13. "I'm a ninth-grade Spanish teacher. My students have writing tests that they type on their computers at the end of each unit. At least three or four [students in each class] will try to use our writing assistant to write the prompt for them. It's frustrating to have to run it through an indicator if the essay looks too good."
—Anonymous
14. And finally: "I teach computer science at the high school level.

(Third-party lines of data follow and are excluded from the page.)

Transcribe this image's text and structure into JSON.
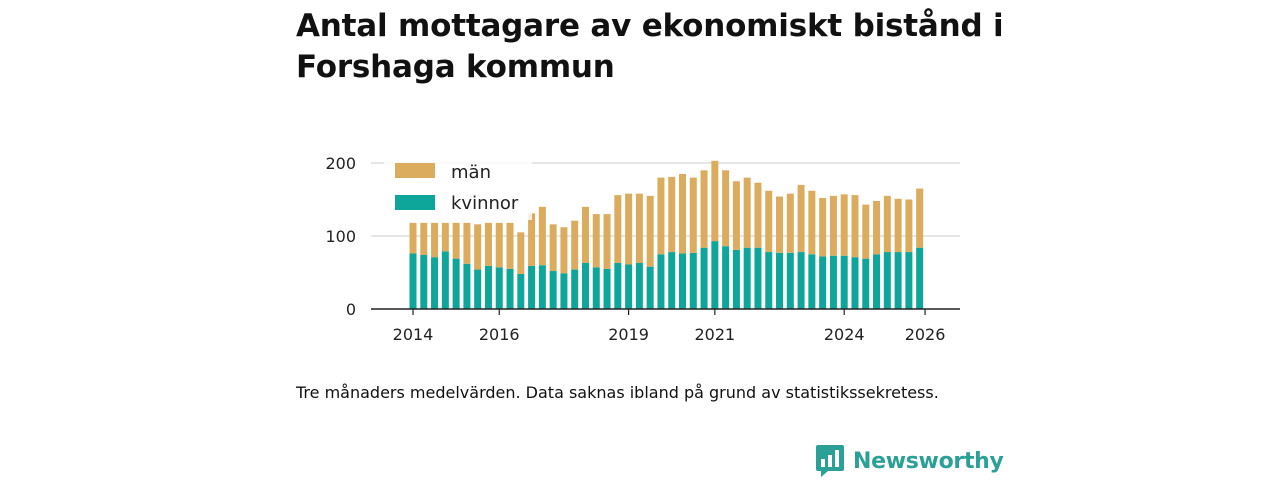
{
  "title": "Antal mottagare av ekonomiskt bistånd i Forshaga kommun",
  "footnote": "Tre månaders medelvärden. Data saknas ibland på grund av statistikssekretess.",
  "brand": {
    "name": "Newsworthy"
  },
  "colors": {
    "man": "#dbac5e",
    "kvinnor": "#0ea59b",
    "grid": "#dddddd",
    "axis": "#222222",
    "brand": "#2ba096"
  },
  "chart_data": {
    "type": "bar",
    "stacked": true,
    "y_ticks": [
      "0",
      "100",
      "200"
    ],
    "ylim": [
      0,
      200
    ],
    "x_ticks": [
      {
        "label": "2014",
        "at": 0
      },
      {
        "label": "2016",
        "at": 8
      },
      {
        "label": "2019",
        "at": 20
      },
      {
        "label": "2021",
        "at": 28
      },
      {
        "label": "2024",
        "at": 40
      },
      {
        "label": "2026",
        "at": 47.5
      }
    ],
    "legend": [
      {
        "key": "man",
        "label": "män"
      },
      {
        "key": "kvinnor",
        "label": "kvinnor"
      }
    ],
    "categories": [
      "2014-Q2",
      "2014-Q3",
      "2014-Q4",
      "2015-Q1",
      "2015-Q2",
      "2015-Q3",
      "2015-Q4",
      "2016-Q1",
      "2016-Q2",
      "2016-Q3",
      "2016-Q4",
      "2017-Q1",
      "2017-Q2",
      "2017-Q3",
      "2017-Q4",
      "2018-Q1",
      "2018-Q2",
      "2018-Q3",
      "2018-Q4",
      "2019-Q1",
      "2019-Q2",
      "2019-Q3",
      "2019-Q4",
      "2020-Q1",
      "2020-Q2",
      "2020-Q3",
      "2020-Q4",
      "2021-Q1",
      "2021-Q2",
      "2021-Q3",
      "2021-Q4",
      "2022-Q1",
      "2022-Q2",
      "2022-Q3",
      "2022-Q4",
      "2023-Q1",
      "2023-Q2",
      "2023-Q3",
      "2023-Q4",
      "2024-Q1",
      "2024-Q2",
      "2024-Q3",
      "2024-Q4",
      "2025-Q1",
      "2025-Q2",
      "2025-Q3",
      "2025-Q4",
      "2026-Q1"
    ],
    "series": [
      {
        "name": "kvinnor",
        "values": [
          76,
          74,
          71,
          79,
          69,
          62,
          54,
          59,
          57,
          55,
          48,
          59,
          60,
          52,
          49,
          54,
          63,
          57,
          55,
          63,
          61,
          63,
          58,
          75,
          78,
          76,
          77,
          84,
          93,
          86,
          81,
          84,
          84,
          78,
          77,
          77,
          78,
          75,
          72,
          73,
          73,
          71,
          69,
          75,
          78,
          78,
          78,
          84
        ]
      },
      {
        "name": "män",
        "values": [
          42,
          44,
          47,
          39,
          49,
          56,
          62,
          59,
          61,
          63,
          57,
          72,
          80,
          64,
          63,
          67,
          77,
          73,
          75,
          93,
          97,
          95,
          97,
          105,
          103,
          109,
          103,
          106,
          110,
          104,
          94,
          96,
          89,
          84,
          77,
          81,
          92,
          87,
          80,
          82,
          84,
          85,
          74,
          73,
          77,
          73,
          72,
          81
        ]
      }
    ]
  }
}
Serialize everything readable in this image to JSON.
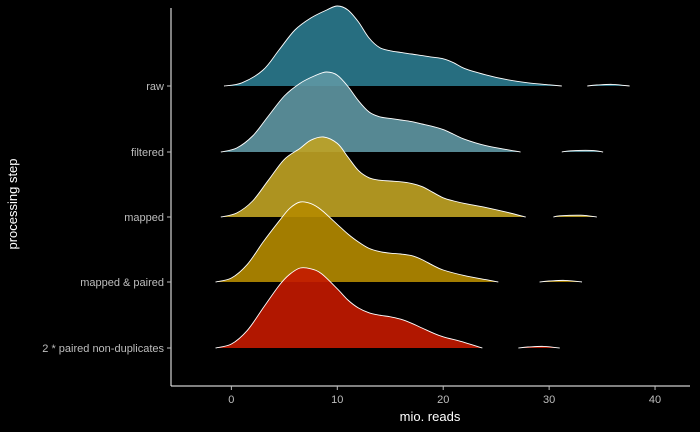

AI has transformed students from being collaborative problem solvers to lazy, unimaginative robots who attempt to plug in their assignments and copy and paste. When I give them code to correct on paper, it becomes immediately clear who knows what we are doing and who doesn't. It makes it so hard to do fun projects like building simple video games because they don't know how to problem solve on their own if they get stuck. I understand using AI to debug, I do it too, but only after I've actually written some of the code first."